If the only shot in his locker is a vaccine, this may not emerge for another year and, even then, there is no guarantee that any of the 80-or-so candidates will be effective. The lockdown may be holding for now, but what will it look like in a year's time, especially if the vaccine is still under development.

Of course, this may be a gamble that Johnson could pull off, but if he does relax the lockdown, even slightly, and is rewarded with a surge of infection, he might find it difficult to sustain public confidence, and the economy might not be able to take the "hit" of a more restrictive lockdown.

A less reckless gambler might be inclined to hedge his bets, with a rigorous "trace, test and isolate" programme for cases and contacts. But the indications are that, even with the second-rate programme under consideration, any isolation might be voluntary – thus defeating the whole object of the exercise.

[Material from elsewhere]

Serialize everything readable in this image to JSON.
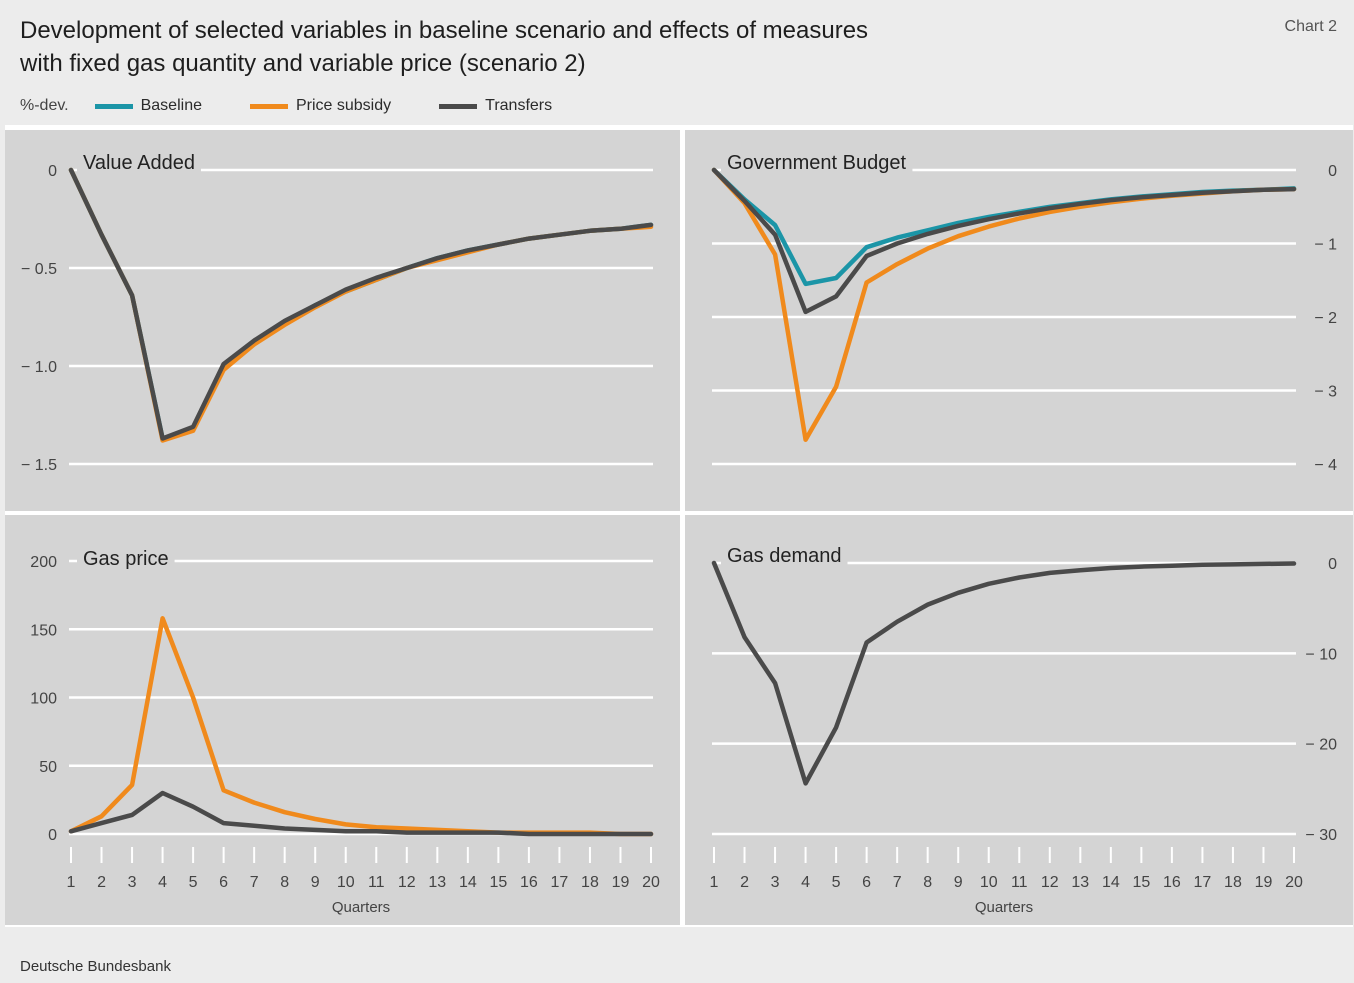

That leaves the whole of the nation to gamble, between the risks of returning to work (for those who have jobs), and the risks of catching a potentially fatal disease. As the death rate recedes – as indeed it is doing – the balance of advantage will change, and the nation may lose patience with waiting for the magic bullet.

With that, I wonder if David King, as he hogs the media with his own nostrums, will even realise that Johnson is actually staying true to the plan that was hatched on his watch, even if this is the "science" that he may have cause to regret he is following.